Das klingt schön einfach, aber leider ist die Geschichte bedeutend komplexer und erfordert einiges an Vorarbeit, um wirklich zielführend arbeiten zu können. Es ist eben nicht nur die Nockenwelle alleine, die entscheidend ist. Beim Ventiltrieb handelt es sich vielmehr um eine ganze Anzahl von Komponenten, die aufeinander abgestimmt sein müssen, um optimal zusammenarbeiten zu können. Wer sich mit diesem Thema schon einmal beschäftigt hat, weiß auch, wie viel Schindluder sogar von namhaften Firmen da oftmals betrieben wird. "Kein Problem, wir haben da mehrere hundert Nockenkonturen in unserer Datenbank, da wird sich schon eine passende für den Heinkel-Motor finden lassen!" habe ich mehrmals als Antwort auf meine Anfragen erhalten.
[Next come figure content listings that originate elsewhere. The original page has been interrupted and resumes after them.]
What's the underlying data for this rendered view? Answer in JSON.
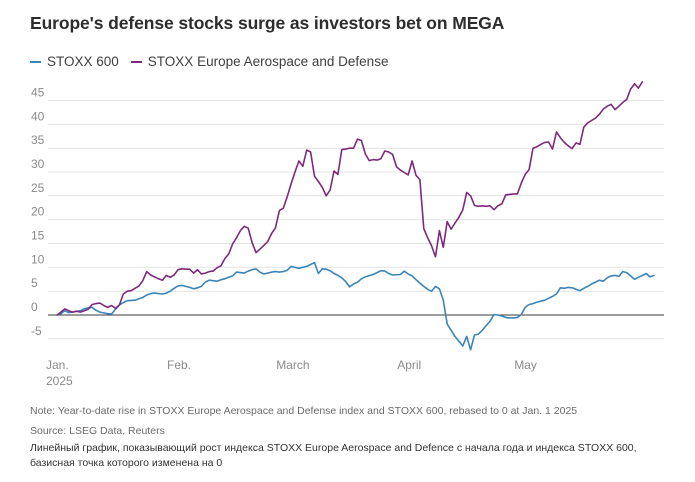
{
  "title": "Europe's defense stocks surge as investors bet on MEGA",
  "note": "Note: Year-to-date rise in STOXX Europe Aerospace and Defense index and STOXX 600, rebased to 0 at Jan. 1 2025",
  "source": "Source: LSEG Data, Reuters",
  "caption": "Линейный график, показывающий рост индекса STOXX Europe Aerospace and Defence с начала года и индекса STOXX 600, базисная точка которого изменена на 0",
  "colors": {
    "stoxx600": "#3a85b8",
    "aero_defense": "#7d2a7c",
    "grid": "#e4e4e4",
    "zero_line": "#3a3a3a",
    "tick_text": "#8a8a8a"
  },
  "chart_data": {
    "type": "line",
    "title": "Europe's defense stocks surge as investors bet on MEGA",
    "xlabel": "",
    "ylabel": "",
    "x_ticks": [
      {
        "label": "Jan.",
        "sub": "2025",
        "day": 1
      },
      {
        "label": "Feb.",
        "sub": "",
        "day": 32
      },
      {
        "label": "March",
        "sub": "",
        "day": 60
      },
      {
        "label": "April",
        "sub": "",
        "day": 91
      },
      {
        "label": "May",
        "sub": "",
        "day": 121
      }
    ],
    "y_ticks": [
      45,
      40,
      35,
      30,
      25,
      20,
      15,
      10,
      5,
      0,
      -5
    ],
    "ylim": [
      -8,
      49
    ],
    "xlim": [
      1,
      152
    ],
    "grid": true,
    "legend_position": "top-left",
    "series": [
      {
        "name": "STOXX 600",
        "key": "stoxx600",
        "points": [
          [
            1,
            0
          ],
          [
            2,
            0.3
          ],
          [
            3,
            0.9
          ],
          [
            4,
            0.5
          ],
          [
            5,
            0.6
          ],
          [
            7,
            0.9
          ],
          [
            8,
            1.3
          ],
          [
            9,
            1.5
          ],
          [
            10,
            1.6
          ],
          [
            11,
            1.0
          ],
          [
            12,
            0.6
          ],
          [
            14,
            0.3
          ],
          [
            15,
            0.2
          ],
          [
            16,
            1.2
          ],
          [
            17,
            2.1
          ],
          [
            18,
            2.6
          ],
          [
            19,
            3.0
          ],
          [
            21,
            3.1
          ],
          [
            22,
            3.4
          ],
          [
            23,
            3.7
          ],
          [
            24,
            4.2
          ],
          [
            25,
            4.5
          ],
          [
            26,
            4.6
          ],
          [
            28,
            4.4
          ],
          [
            29,
            4.6
          ],
          [
            30,
            5.0
          ],
          [
            31,
            5.6
          ],
          [
            32,
            6.1
          ],
          [
            33,
            6.2
          ],
          [
            35,
            5.8
          ],
          [
            36,
            5.5
          ],
          [
            37,
            5.7
          ],
          [
            38,
            6.0
          ],
          [
            39,
            6.9
          ],
          [
            40,
            7.3
          ],
          [
            42,
            7.1
          ],
          [
            43,
            7.4
          ],
          [
            44,
            7.6
          ],
          [
            45,
            7.9
          ],
          [
            46,
            8.2
          ],
          [
            47,
            9.0
          ],
          [
            49,
            8.8
          ],
          [
            50,
            9.2
          ],
          [
            51,
            9.5
          ],
          [
            52,
            9.7
          ],
          [
            53,
            9.0
          ],
          [
            54,
            8.6
          ],
          [
            56,
            9.0
          ],
          [
            57,
            9.1
          ],
          [
            58,
            9.0
          ],
          [
            59,
            9.1
          ],
          [
            60,
            9.4
          ],
          [
            61,
            10.2
          ],
          [
            63,
            9.8
          ],
          [
            64,
            10.0
          ],
          [
            65,
            10.2
          ],
          [
            66,
            10.6
          ],
          [
            67,
            11.0
          ],
          [
            68,
            8.7
          ],
          [
            69,
            9.7
          ],
          [
            70,
            9.6
          ],
          [
            71,
            9.3
          ],
          [
            72,
            8.7
          ],
          [
            73,
            8.3
          ],
          [
            74,
            7.8
          ],
          [
            75,
            7.0
          ],
          [
            76,
            5.9
          ],
          [
            77,
            6.5
          ],
          [
            78,
            6.9
          ],
          [
            79,
            7.6
          ],
          [
            80,
            8.0
          ],
          [
            82,
            8.5
          ],
          [
            83,
            8.9
          ],
          [
            84,
            9.3
          ],
          [
            85,
            9.2
          ],
          [
            86,
            8.7
          ],
          [
            87,
            8.4
          ],
          [
            89,
            8.5
          ],
          [
            90,
            9.2
          ],
          [
            91,
            8.6
          ],
          [
            92,
            8.2
          ],
          [
            93,
            7.4
          ],
          [
            94,
            6.7
          ],
          [
            95,
            6.0
          ],
          [
            96,
            5.4
          ],
          [
            97,
            5.0
          ],
          [
            98,
            6.0
          ],
          [
            99,
            5.5
          ],
          [
            100,
            3.1
          ],
          [
            101,
            -1.9
          ],
          [
            102,
            -3.2
          ],
          [
            103,
            -4.5
          ],
          [
            104,
            -5.5
          ],
          [
            105,
            -6.5
          ],
          [
            106,
            -4.5
          ],
          [
            107,
            -7.3
          ],
          [
            108,
            -4.2
          ],
          [
            109,
            -4.0
          ],
          [
            110,
            -3.2
          ],
          [
            111,
            -2.2
          ],
          [
            112,
            -1.3
          ],
          [
            113,
            0.1
          ],
          [
            114,
            0.0
          ],
          [
            115,
            -0.2
          ],
          [
            116,
            -0.5
          ],
          [
            117,
            -0.6
          ],
          [
            118,
            -0.6
          ],
          [
            119,
            -0.5
          ],
          [
            120,
            0.1
          ],
          [
            121,
            1.6
          ],
          [
            122,
            2.2
          ],
          [
            123,
            2.4
          ],
          [
            124,
            2.7
          ],
          [
            125,
            2.9
          ],
          [
            126,
            3.1
          ],
          [
            127,
            3.5
          ],
          [
            128,
            3.9
          ],
          [
            129,
            4.4
          ],
          [
            130,
            5.7
          ],
          [
            131,
            5.6
          ],
          [
            132,
            5.8
          ],
          [
            133,
            5.7
          ],
          [
            134,
            5.4
          ],
          [
            135,
            5.1
          ],
          [
            136,
            5.6
          ],
          [
            137,
            6.0
          ],
          [
            138,
            6.5
          ],
          [
            139,
            6.9
          ],
          [
            140,
            7.3
          ],
          [
            141,
            7.1
          ],
          [
            142,
            7.8
          ],
          [
            143,
            8.2
          ],
          [
            144,
            8.3
          ],
          [
            145,
            8.1
          ],
          [
            146,
            9.1
          ],
          [
            147,
            8.9
          ],
          [
            148,
            8.2
          ],
          [
            149,
            7.5
          ],
          [
            150,
            7.9
          ],
          [
            152,
            8.7
          ],
          [
            153,
            8.0
          ],
          [
            154,
            8.3
          ]
        ]
      },
      {
        "name": "STOXX Europe Aerospace and Defense",
        "key": "aero_defense",
        "points": [
          [
            1,
            0
          ],
          [
            2,
            0.6
          ],
          [
            3,
            1.3
          ],
          [
            4,
            0.9
          ],
          [
            5,
            0.6
          ],
          [
            6,
            0.8
          ],
          [
            7,
            0.6
          ],
          [
            8,
            0.9
          ],
          [
            9,
            1.2
          ],
          [
            10,
            2.2
          ],
          [
            11,
            2.4
          ],
          [
            12,
            2.5
          ],
          [
            13,
            2.0
          ],
          [
            14,
            1.6
          ],
          [
            15,
            2.0
          ],
          [
            16,
            1.4
          ],
          [
            17,
            2.1
          ],
          [
            18,
            4.4
          ],
          [
            19,
            5.0
          ],
          [
            20,
            5.1
          ],
          [
            21,
            5.6
          ],
          [
            22,
            6.1
          ],
          [
            23,
            7.2
          ],
          [
            24,
            9.1
          ],
          [
            25,
            8.4
          ],
          [
            26,
            8.0
          ],
          [
            27,
            7.6
          ],
          [
            28,
            7.3
          ],
          [
            29,
            8.3
          ],
          [
            30,
            7.9
          ],
          [
            31,
            8.4
          ],
          [
            32,
            9.5
          ],
          [
            33,
            9.7
          ],
          [
            34,
            9.6
          ],
          [
            35,
            9.6
          ],
          [
            36,
            8.8
          ],
          [
            37,
            9.5
          ],
          [
            38,
            8.6
          ],
          [
            39,
            8.8
          ],
          [
            40,
            9.1
          ],
          [
            41,
            9.2
          ],
          [
            42,
            9.9
          ],
          [
            43,
            10.3
          ],
          [
            44,
            11.8
          ],
          [
            45,
            12.8
          ],
          [
            46,
            14.9
          ],
          [
            47,
            16.2
          ],
          [
            48,
            17.7
          ],
          [
            49,
            18.6
          ],
          [
            50,
            18.2
          ],
          [
            51,
            15.2
          ],
          [
            52,
            13.1
          ],
          [
            53,
            13.8
          ],
          [
            54,
            14.6
          ],
          [
            55,
            15.4
          ],
          [
            56,
            17.1
          ],
          [
            57,
            18.3
          ],
          [
            58,
            21.9
          ],
          [
            59,
            22.4
          ],
          [
            60,
            24.8
          ],
          [
            61,
            27.5
          ],
          [
            62,
            30.0
          ],
          [
            63,
            32.3
          ],
          [
            64,
            31.2
          ],
          [
            65,
            34.6
          ],
          [
            66,
            34.2
          ],
          [
            67,
            29.1
          ],
          [
            68,
            28.0
          ],
          [
            69,
            26.8
          ],
          [
            70,
            25.0
          ],
          [
            71,
            26.2
          ],
          [
            72,
            30.2
          ],
          [
            73,
            29.5
          ],
          [
            74,
            34.7
          ],
          [
            75,
            34.8
          ],
          [
            76,
            35.0
          ],
          [
            77,
            35.0
          ],
          [
            78,
            36.9
          ],
          [
            79,
            36.6
          ],
          [
            80,
            33.8
          ],
          [
            81,
            32.4
          ],
          [
            82,
            32.6
          ],
          [
            83,
            32.5
          ],
          [
            84,
            32.8
          ],
          [
            85,
            34.4
          ],
          [
            86,
            34.2
          ],
          [
            87,
            33.7
          ],
          [
            88,
            31.1
          ],
          [
            89,
            30.4
          ],
          [
            90,
            29.9
          ],
          [
            91,
            29.4
          ],
          [
            92,
            32.3
          ],
          [
            93,
            29.3
          ],
          [
            94,
            28.4
          ],
          [
            95,
            18.1
          ],
          [
            96,
            16.2
          ],
          [
            97,
            14.5
          ],
          [
            98,
            12.2
          ],
          [
            99,
            17.7
          ],
          [
            100,
            14.2
          ],
          [
            101,
            19.6
          ],
          [
            102,
            18.0
          ],
          [
            103,
            19.3
          ],
          [
            104,
            20.5
          ],
          [
            105,
            22.1
          ],
          [
            106,
            25.7
          ],
          [
            107,
            25.0
          ],
          [
            108,
            23.0
          ],
          [
            109,
            22.8
          ],
          [
            110,
            22.9
          ],
          [
            111,
            22.8
          ],
          [
            112,
            22.9
          ],
          [
            113,
            22.1
          ],
          [
            114,
            22.9
          ],
          [
            115,
            23.3
          ],
          [
            116,
            25.2
          ],
          [
            117,
            25.3
          ],
          [
            118,
            25.4
          ],
          [
            119,
            25.4
          ],
          [
            120,
            27.7
          ],
          [
            121,
            29.5
          ],
          [
            122,
            30.5
          ],
          [
            123,
            35.0
          ],
          [
            124,
            35.3
          ],
          [
            125,
            35.8
          ],
          [
            126,
            36.2
          ],
          [
            127,
            36.3
          ],
          [
            128,
            34.8
          ],
          [
            129,
            38.4
          ],
          [
            130,
            37.2
          ],
          [
            131,
            36.2
          ],
          [
            132,
            35.5
          ],
          [
            133,
            34.9
          ],
          [
            134,
            36.1
          ],
          [
            135,
            35.8
          ],
          [
            136,
            39.4
          ],
          [
            137,
            40.3
          ],
          [
            138,
            40.8
          ],
          [
            139,
            41.3
          ],
          [
            140,
            42.1
          ],
          [
            141,
            43.2
          ],
          [
            142,
            43.8
          ],
          [
            143,
            44.2
          ],
          [
            144,
            43.1
          ],
          [
            145,
            43.8
          ],
          [
            146,
            44.6
          ],
          [
            147,
            45.2
          ],
          [
            148,
            47.4
          ],
          [
            149,
            48.5
          ],
          [
            150,
            47.6
          ],
          [
            151,
            48.9
          ]
        ]
      }
    ]
  }
}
Das ist völliger Humbug! Was bei einem Tassenstößel-Motor mit einer Kontur "von der Stange" vielleicht noch funktionieren kann, ist bei unserem Heinkel-Motor absolut undenkbar. Warum ist das so?

Im Gegensatz zu einem Tassenstößel-Motor mit obenliegender Nockenwelle besitzt der Heinkel-Motor eine vielfach aufwändigere Ansteuerungsgeometrie, die wie folgt abläuft:
 

Von den Nocken der Nockenwelle werden die Schlepphebel periodisch angehoben. Diese geben ihre Bewegung an die Stößelstangen weiter, die diese über die obenliegenden Kipphebel auf die Ventile übertragen. Die Ventile werden dadurch gegen den Druck der Ventilfedern geöffnet und anschließend durch den Federdruck wieder geschlossen. Diese mehrfache Umlenkung bewirkt, dass zwischen der Erhebung der Nocken und der Bewegung der Ventile kein linearer Zusammenhang besteht. Wie man auf den Bildern der nächsten Seite erkennen kann, wird eine symmetrische Ventilerhebungskurve von einer ziemlich asymmetrischen Nocke erzeugt.